O(logn) means that the algorithm's maximum running time is proportional to the logarithm of the input size. O(n) means that the algorithm's maximum running time is proportional to the input size.

basically, O(something) is an upper bound on the algorithm's number of instructions (atomic ones). therefore, O(logn) is tighter than O(n) and is also better in terms of algorithms analysis. But all the algorithms that are O(logn) are also O(n), but not backwards...

Answer 5

http://en.wikipedia.org/wiki/Big_oh

O(log n) is better.

Answer 6

Formal definition:

g(x) = O(f(x)) <=> there is x0 and constant C that for every x > x0, |g(x)| <= C|f(x)|.
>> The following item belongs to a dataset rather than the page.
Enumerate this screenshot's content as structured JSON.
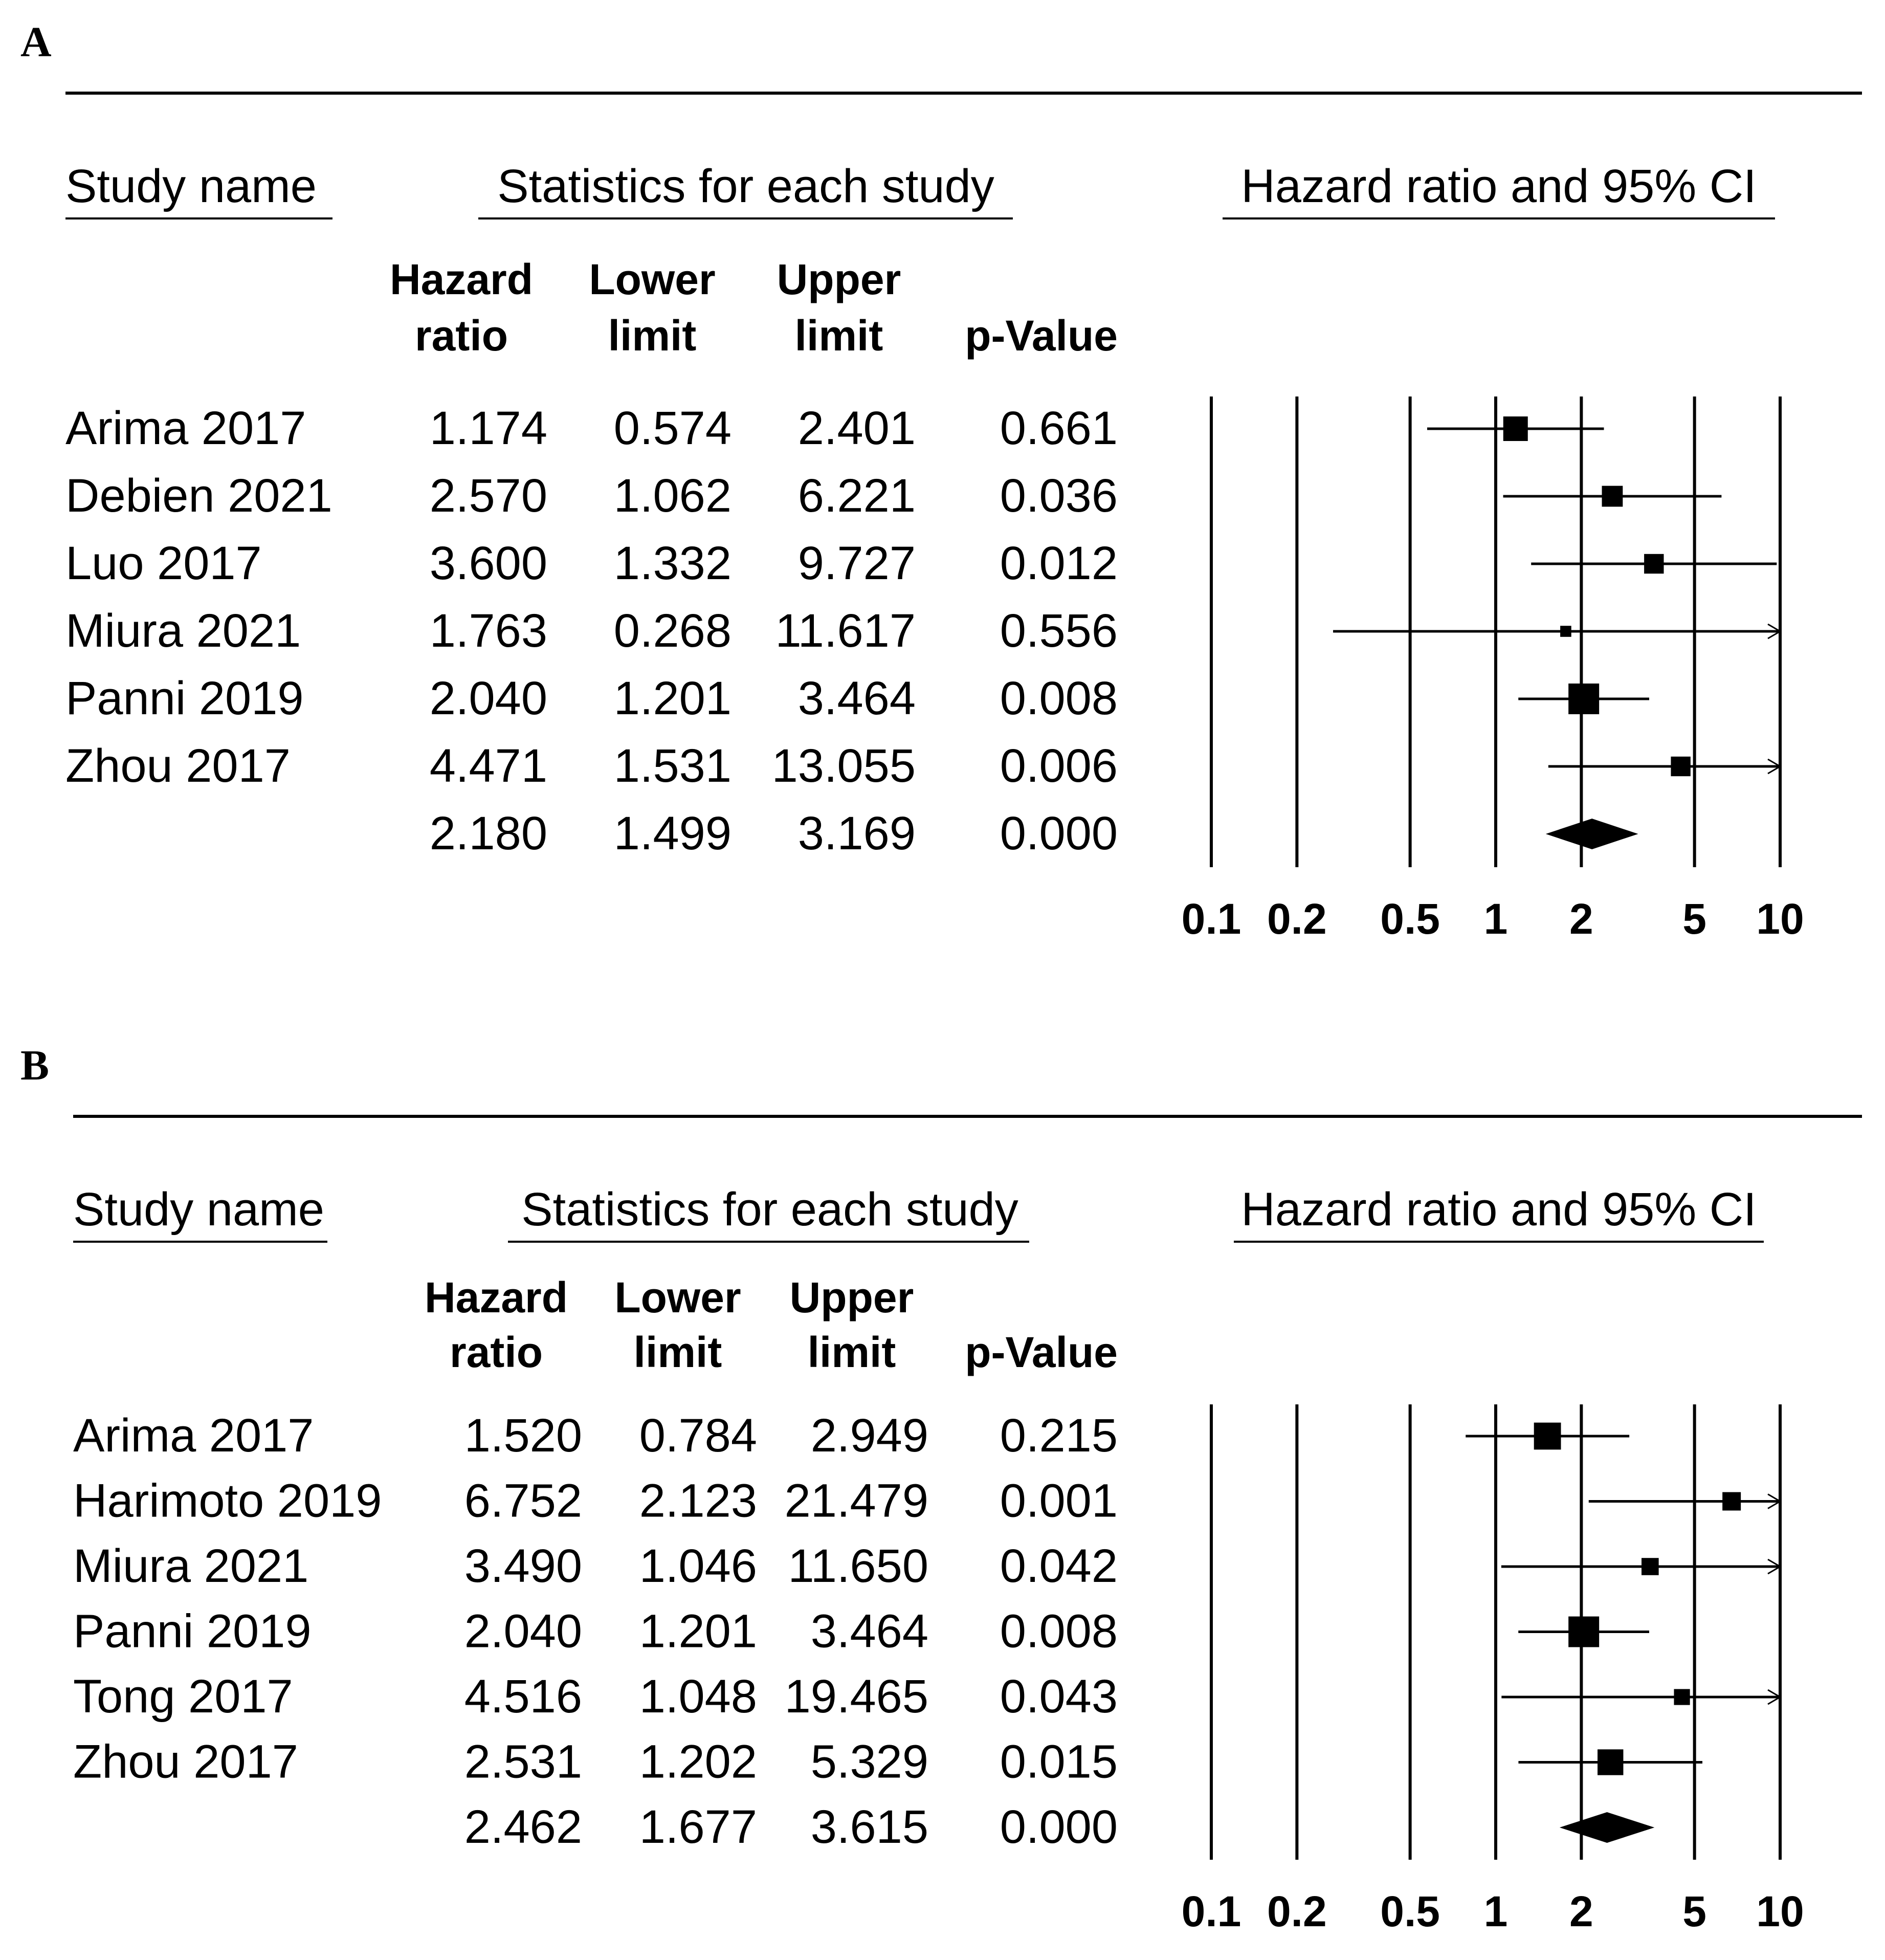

Thus, if you find algorithm A for problem P that its complexity O(f(n)), you can say that the number of steps your algorithm will do, is lower or equal asymptotically to f(n), when n is usually the input size. (n can be anything)

For further reading:http://en.wikipedia.org/wiki/Big_O_notation.

Answer 7

Is O(1) always Faster than O(log n)?

O(1) means the running time of an algorithm is independent of the input size and is bounded by a constant 'c'. Whereas, O(log n) means when input size 'n' increases exponentially, our running time will increase linearly.

Note that it might happen that O(log n) is faster than O(1) in some cases but O(1) will outperform O(log n) when n grows as O(1) is independent of the input size n. Considering these two code snippets,

Code 1:

function show(){

    for(let i = 2; i <= 5; i++){
      console.log("Hello");
    
      }
  }



Code 2:

function showN(n){

    for(let i = 2; i <= n; i=i*2){
      console.log("Hello");
     }
  }
  

The Running time of Code 1 is O(1) as it's independent of the input size 'n' whereas the running time of Code 2 is O(log n).

Case: where O(log n) outperforms O(1) Let us assume hypothetically that function show takes 1ms to execute.

So for n=2, Code 1 will take 4 ms to execute whereas Code 2 will take just 1 ms to execute. In this case, O(log n) outperformed O(1).

Case: where O(1) outperforms O(log n) As we increase the input size 'n', O(1) will outperforms O(log n). Let's see an example, suppose n = 2048, now Code 1 will take 4 ms as it took previously but Code 2 will take 11 ms to execute. In this case, O(1) outperformed O(log n).

Conclusion: As we noticed in the above cases, O(1) algorithms will not always run faster than O(log n). Sometimes, O(log n) will outperform O(1) but as the input size 'n' increases, O(log n) will take more time than the execution of O(1).